Having a history of mental health issues in my own family, in addition to grappling with them myself (anxiety and depression, I’m lookin’ at you!), I’m always attracted to fiction centered around that topic. As is often the case, it is comforting, and often enlightening, to walk in the shoes of someone who fights similar battles, even if that someone is fictional. And though more and more stories like this one are being written (as mental illness becomes a more “acceptable” and mainstream topic), they are still scarce, and more often than not, mental illness is present in a story as a cause of evil-doing – the psychopathic killer, etc. So, it’s nice to come across something contemporary, focused on the realities of mental illness, and a story that is YA. Because changing perspectives about mental health overall starts with how we approach the topic with younger generations. It is much easier to set the appropriate tone from the beginning than to try and fight misguided stereotypes in older generations. Point being, stories like this are important.

I liked Mel just fine. I understood her and related to her. But, until the end, I had a hard time accepting that she had bipolar disorder. I don’t have bipolar disorder, and I’m not an expert on bipolar disorder, but I understood so much about how she was feeling because of my own depression and anxiety, that I had a hard time accepting she had something so much more serious. Despite my own experiences of having to explain to people who don’t get it, of putting up with doubt, of essentially being accused of “making excuses”, being told that “everyone feels that way sometimes”, despite all of that, I still questioned her diagnosis.

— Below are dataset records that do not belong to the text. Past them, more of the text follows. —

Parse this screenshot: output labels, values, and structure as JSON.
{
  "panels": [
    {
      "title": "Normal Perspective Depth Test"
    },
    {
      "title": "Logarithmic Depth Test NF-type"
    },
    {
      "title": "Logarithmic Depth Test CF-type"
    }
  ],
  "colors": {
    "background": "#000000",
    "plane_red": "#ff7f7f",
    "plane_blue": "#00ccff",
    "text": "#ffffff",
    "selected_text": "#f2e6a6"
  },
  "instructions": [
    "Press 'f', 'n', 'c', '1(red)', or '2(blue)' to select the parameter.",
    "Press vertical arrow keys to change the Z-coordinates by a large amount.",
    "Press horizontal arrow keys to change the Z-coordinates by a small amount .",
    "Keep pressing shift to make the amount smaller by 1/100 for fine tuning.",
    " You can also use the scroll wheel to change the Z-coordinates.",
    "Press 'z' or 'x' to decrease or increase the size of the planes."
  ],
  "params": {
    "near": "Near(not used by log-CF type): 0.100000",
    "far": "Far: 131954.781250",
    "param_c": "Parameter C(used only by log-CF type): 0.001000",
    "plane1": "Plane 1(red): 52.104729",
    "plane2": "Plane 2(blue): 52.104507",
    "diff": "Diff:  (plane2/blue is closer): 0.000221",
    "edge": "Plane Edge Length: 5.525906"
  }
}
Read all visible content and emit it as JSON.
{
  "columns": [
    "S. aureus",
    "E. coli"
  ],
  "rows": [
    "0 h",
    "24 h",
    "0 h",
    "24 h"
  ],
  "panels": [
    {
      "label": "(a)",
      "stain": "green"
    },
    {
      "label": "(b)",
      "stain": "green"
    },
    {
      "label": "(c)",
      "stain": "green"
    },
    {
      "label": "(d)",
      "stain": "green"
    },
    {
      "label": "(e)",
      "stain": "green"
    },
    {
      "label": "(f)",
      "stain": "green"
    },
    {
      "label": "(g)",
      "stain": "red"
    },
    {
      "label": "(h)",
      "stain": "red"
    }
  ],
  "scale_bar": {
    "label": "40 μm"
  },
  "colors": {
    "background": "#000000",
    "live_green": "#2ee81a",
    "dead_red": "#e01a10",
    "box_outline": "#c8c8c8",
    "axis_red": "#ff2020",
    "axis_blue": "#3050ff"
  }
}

I kept having to remind myself that she was medicated, and that she was feeling all this despite the medication, that she was diagnosed by a professional and diagnoses of bipolar disorder aren’t handed out like candy. And that mental illness is a spectrum, even within a specific diagnosis. Then at the end, as she starts losing control, then it becomes obvious how much the medication was helping her. And I felt guilty for questioning, for not understanding. Because of my own situation, because of my family history, I should have understood. And if I couldn’t grasp it from the beginning, how could someone with no experience with mental health issues? 

And that is why stories like this are so important. So, so important. And why everyone should take the time to read them. It isn’t the most gripping story, or the most emotional. It isn’t funny or particularly exciting. You won’t be sitting on the edge of your seat or dying for a sequel. But maybe you’ll learn something and gain a little empathy. We’d all benefit from that.